Who’s my favourite stage actress? Since you ask, Olivia Williams in Shakespeare and Nancy Carroll in anything.
Who’s my favourite stage actress? Since you ask, Olivia Williams in Shakespeare and Nancy Carroll in anything. Currently, she’s starring in the weirdest show I’ve ever seen at the Almeida in Islington. Weird because it’s so predictable. The Almeida likes to attract the purists rather than the tourists and it seeks out half-forgotten masterpieces or wacky new experiments. If you want Carpathian tragedy or biblical mock-epic or Inuit slapstick, then the Almeida’s the place to look. A stage version of a David Mamet movie is positively abnormal by its standards.
House of Games, directed by Mamet himself, was an arid and diffident debut and Lindsay Posner’s version is entirely different — earthy, handsome and vibrantly sexy. Nancy Carroll plays a psychiatrist, Margaret, who joins a gang of con men while investigating a book about swindlers. When she volunteers to help with a hustle involving a suitcase full of cash, she finds herself falling for the gang’s suave ringleader, Mike. Though she realises the relationship may expose her to exploitation, she just can’t help falling for him. Mamet’s screenplay — neatly adapted by Richard Bean and supplemented with lots of topical gags — explores the common ground between the sweet nothings of disloyal lovers and the theatrical techniques of con artists. Nancy Carroll’s steely but vulnerable Margaret is matched by the exceptionally charismatic Michael Landes as the gang boss.
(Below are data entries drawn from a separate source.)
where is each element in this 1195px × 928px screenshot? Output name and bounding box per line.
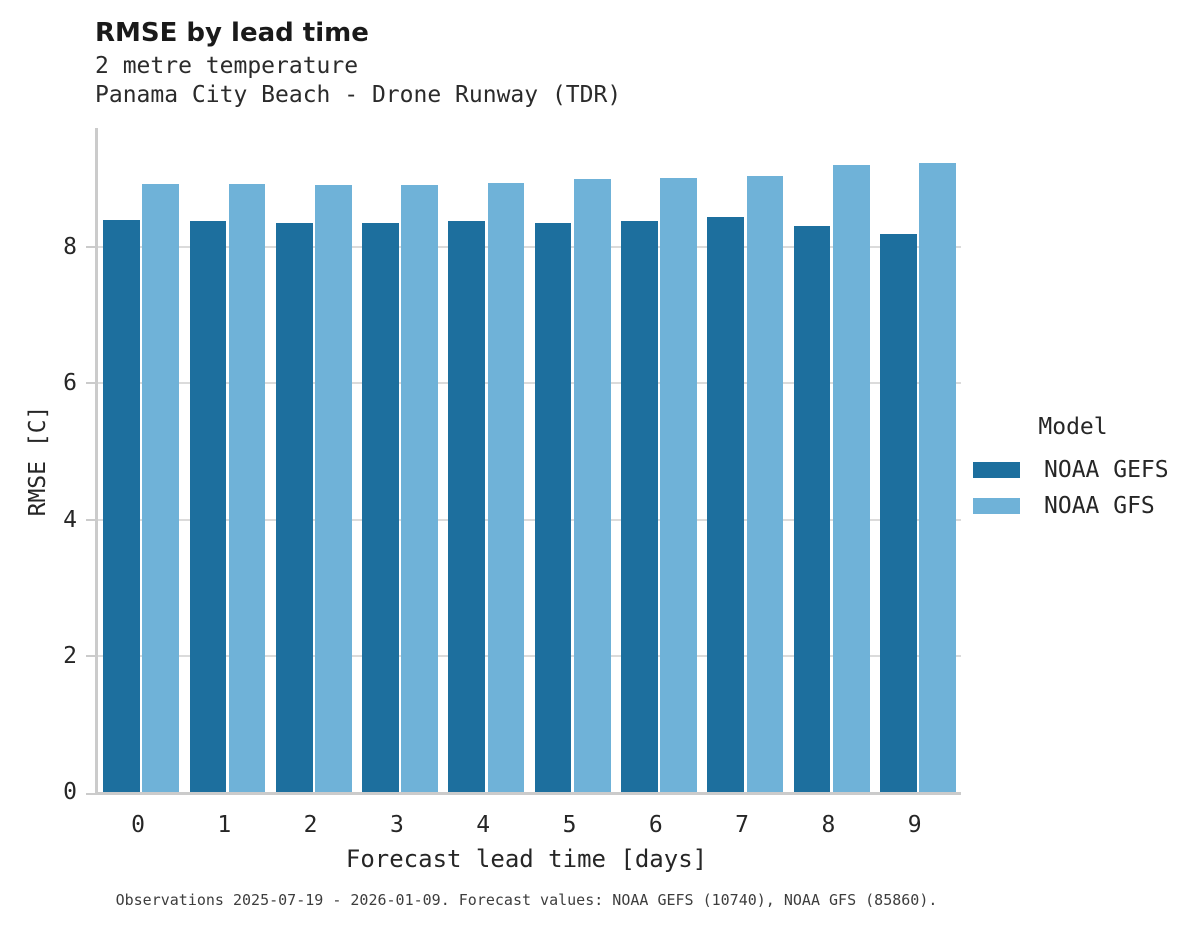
bar-noaa-gfs-day-9 [919, 162, 956, 792]
bar-noaa-gfs-day-1 [228, 183, 266, 792]
legend-swatch-noaa-gfs [973, 498, 1020, 514]
legend-label-noaa-gefs: NOAA GEFS [1044, 457, 1169, 483]
x-tick-label-0: 0 [131, 812, 145, 838]
bar-noaa-gefs-day-5 [534, 222, 572, 792]
x-axis-label: Forecast lead time [days] [345, 845, 708, 873]
chart-subtitle-line1: 2 metre temperature [95, 53, 359, 79]
y-tick-mark-2 [86, 654, 95, 657]
legend-title: Model [1038, 414, 1108, 440]
y-tick-label-6: 6 [63, 370, 77, 397]
bar-noaa-gefs-day-2 [275, 223, 313, 792]
chart-title: RMSE by lead time [95, 18, 369, 48]
x-tick-label-5: 5 [562, 812, 577, 838]
chart-subtitle-line2: Panama City Beach - Drone Runway (TDR) [95, 82, 622, 108]
x-tick-label-7: 7 [735, 812, 750, 838]
legend-label-noaa-gfs: NOAA GFS [1044, 493, 1155, 519]
y-tick-mark-4 [86, 518, 95, 521]
bar-noaa-gefs-day-0 [103, 219, 140, 792]
y-tick-mark-8 [86, 246, 95, 249]
x-tick-label-4: 4 [476, 812, 491, 838]
gridline-y-2 [98, 654, 961, 657]
bar-noaa-gfs-day-0 [142, 183, 180, 792]
bar-noaa-gefs-day-8 [793, 226, 831, 792]
bar-noaa-gefs-day-6 [620, 220, 658, 792]
plot-area [86, 128, 961, 795]
legend: Model NOAA GEFS NOAA GFS [973, 414, 1183, 524]
y-tick-label-8: 8 [63, 234, 77, 261]
gridline-y-6 [98, 382, 961, 385]
bar-noaa-gfs-day-8 [832, 164, 870, 792]
legend-entry-gfs: NOAA GFS [973, 488, 1183, 524]
bar-noaa-gfs-day-4 [487, 182, 525, 792]
bar-noaa-gefs-day-7 [707, 216, 745, 792]
y-tick-mark-6 [86, 382, 95, 385]
y-tick-label-2: 2 [63, 642, 77, 669]
legend-entry-gefs: NOAA GEFS [973, 452, 1183, 488]
bar-noaa-gefs-day-3 [362, 223, 399, 792]
x-tick-label-8: 8 [821, 812, 836, 838]
y-tick-mark-0 [86, 793, 95, 795]
x-tick-label-3: 3 [389, 812, 404, 838]
x-tick-label-6: 6 [648, 812, 663, 838]
bar-noaa-gfs-day-7 [746, 175, 784, 792]
bar-noaa-gefs-day-4 [448, 220, 486, 792]
legend-swatch-noaa-gefs [973, 462, 1020, 478]
bar-noaa-gfs-day-2 [314, 184, 352, 792]
gridline-y-4 [98, 518, 961, 521]
bar-noaa-gfs-day-5 [573, 179, 611, 792]
x-tick-label-9: 9 [907, 812, 922, 838]
gridline-y-8 [98, 246, 961, 249]
caption: Observations 2025-07-19 - 2026-01-09. Fo… [115, 891, 938, 909]
y-tick-label-0: 0 [63, 779, 77, 805]
bar-noaa-gfs-day-6 [660, 177, 697, 792]
y-tick-label-4: 4 [63, 506, 77, 533]
bar-noaa-gefs-day-1 [189, 221, 227, 792]
x-tick-label-2: 2 [303, 812, 318, 838]
bar-noaa-gefs-day-9 [879, 234, 917, 792]
bar-noaa-gfs-day-3 [401, 184, 439, 792]
x-tick-label-1: 1 [217, 812, 232, 838]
Their chemistry keeps the story moving along nicely and they’re well supported by Al Weaver, who brings a blend of restless lechery and comic self-pity to the role of Bobby.
It’s strange that the show isn’t a sell-out. Witty, intelligent, fetchingly designed and plotted with exquisite precision, it may simply be too much fun for Islington. Prices start at £8 and the curtain falls at 9.15, leaving plenty of time to re-examine the plot in the Almeida’s bar. A perfect night out. It surely stands a decent chance of a West End transfer.
Which is where the stage adaptation of Birdsong has arrived 17 years after it was published. Set in the elegant and thoroughly hypocritical world of Amiens in 1910, the play introduces us to the sad but beautiful Isabelle and the wealthy but despotic René. Their marriage isn’t entirely loveless since René loves beating his wife up every night. Along comes a dishy young Englishman, Stephen, an orphan who speaks four languages and is blessed with fabulous quantities of self-possession. He takes Isabelle’s side against her husband, helps her smuggle food into the homes of striking weavers and, after seducing her, persuades her to ditch René and set up home with him. Stephen is 20.
All this is faithfully and unhurriedly presented. There’s good comic work from Iain Mitchell as René’s tedious friend Bérard, the bore to end bores, who interrupts everyone and anyone to deliver clichéd views on music, culture and steam engines. The problem with putting novels on stage is that the novel is a wanderer whereas the play likes to stay put. Here, each shift of location is indicated by a new image projected on to the back wall and a new bit of scenery dropped from the flies. The wires aren’t too obtrusive and the sets wobble only occasionally. More of a problem is the lack of emotional texture. Isabelle and Stephen’s affair has the hollow abruptness of a speed-dating advert. Meet, greet, match, mate. The dangers of oversimplistic gesturing are ever-present. Isabelle slinks back to her husband without telling Stephen and his bewildered anguish is presented through the dramatic channels of sprinting and shouting. He rushes to the wings. ‘Isabelle!’ he wails. He rushes to the opposite wings. ‘Isabelle!’ He rushes to the middle. ‘Isabelle!’
Next we cut to the Western Front where Stephen, after two years of fighting, has undergone a transformation almost Blair-like in its scale and suddenness. The scent of blood has turned him from Bambi to Rambo. No more the reckless lothario, he’s now a brutal and cynical veteran who bursts into ironic guffaws whenever a new recruit asks him what the war is about. His icy detachment and emotional turmoil are skilfully portrayed by Ben Barnes but it’s hard to sympathise with a character so profoundly disturbed that he threatens innocent Frenchwomen with a knife, and so in thrall to superstition that he sifts the innards of dead rats hoping to find auguries of the future written in their offal.
His reunion with Isabelle (now badly scarred after a bomb blast) is genuinely touching. And the closing scenes, set deep underground, are handled with as much aplomb as the physical restrictions allow. This is an accurate and sometimes moving account of Sebastian Faulks’s bestselling novel. It may run here for many months and then leapfrog to Broadway. Then again it may not. I wouldn’t know. Ask a dead rat.